Assume your car reaches a speed of 21.7 m/s at a steady rate for 5.05 s after the light turns green. (a) What distance have you traveled during this time? (b) What is your average speed during this time?

Answer 1

The distance and average speed are 54.79 m and 10.85 m.

Step-by-step explanation:

Given that,

Speed = 21.7 m/s

Time = 5.05 s

(a).

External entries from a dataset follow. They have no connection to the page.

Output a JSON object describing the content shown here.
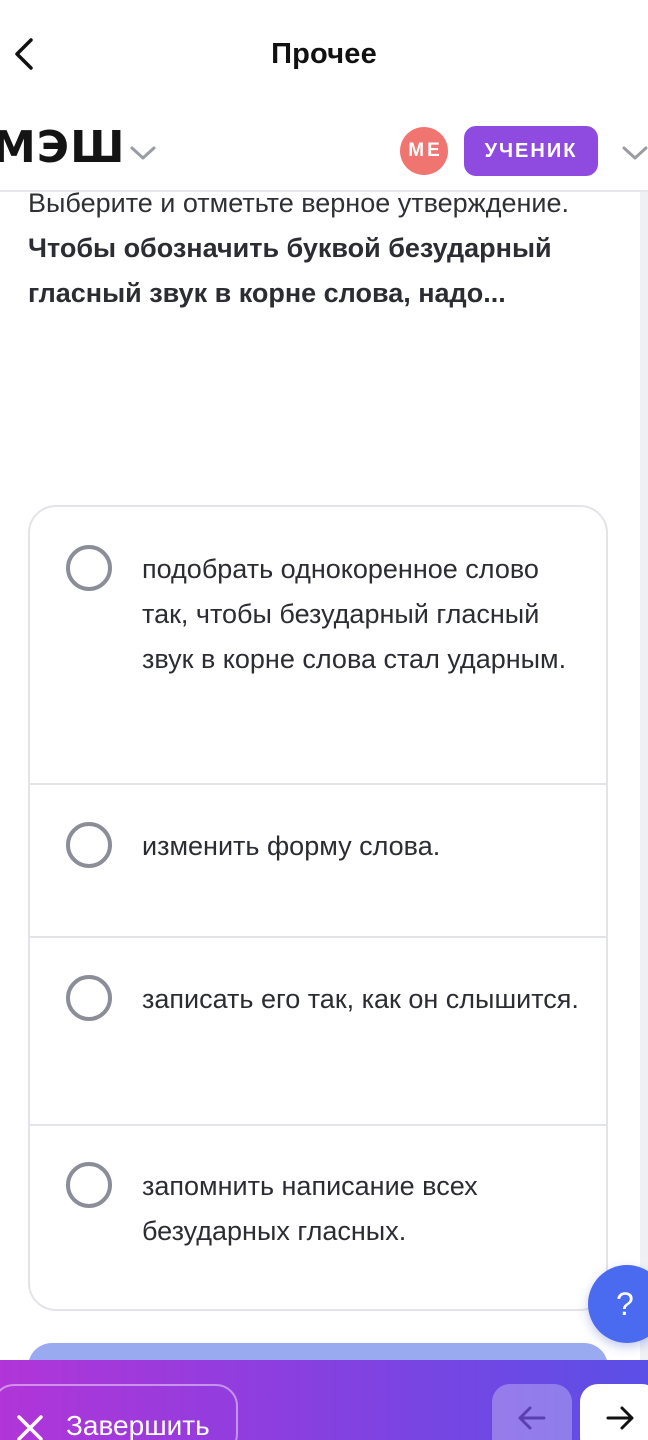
{
  "topbar": {
    "title": "Прочее",
    "back_icon": "chevron-left-icon"
  },
  "header": {
    "logo": "МЭШ",
    "logo_menu_icon": "chevron-down-icon",
    "avatar_initials": "МЕ",
    "avatar_color": "#f07571",
    "role": "УЧЕНИК",
    "role_color": "#8f4be0",
    "role_menu_icon": "chevron-down-icon"
  },
  "question": {
    "instruction": "Выберите и отметьте верное утверждение.",
    "prompt": "Чтобы обозначить буквой безударный гласный звук в корне слова, надо..."
  },
  "options": [
    {
      "text": "подобрать однокоренное слово так, чтобы безударный гласный звук в корне слова стал ударным.",
      "selected": false
    },
    {
      "text": "изменить форму слова.",
      "selected": false
    },
    {
      "text": "записать его так, как он слышится.",
      "selected": false
    },
    {
      "text": "запомнить написание всех безударных гласных.",
      "selected": false
    }
  ],
  "help": {
    "label": "?",
    "color": "#4a6af0"
  },
  "bottombar": {
    "finish_label": "Завершить",
    "finish_icon": "close-icon",
    "prev_icon": "arrow-left-icon",
    "next_icon": "arrow-right-icon",
    "gradient_colors": [
      "#b135d8",
      "#5a4fe6"
    ]
  }
}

We need to calculate the distance

Firstly we will find the acceleration

Using equation of motion

`v = u+at`

`a = (v-u)/(t)`

Where, v = final velocity

u = initial velocity

t = time

Put the value in the equation

`a = (21.7-0)/(5.05)`

`a = 4.297 m/s^2`

Now, using equation of motion again

For distance,

`s = ut+(1)/(2)at^2`

`s = 0+(1)/(2)*4.3*(5.05)^2`

`s=54.79\ m`

The distance is 54.79 m.

(b). We need to calculate the average speed during this time

`v_(avg)=(D)/(T)`

Where, D = total distance

T = time

Put the value into the formula

`v_(avg)=(54.79)/(5.05)`

`v_(avg)=10.85\ m/s`

Hence, The distance and average speed are 54.79 m and 10.85 m.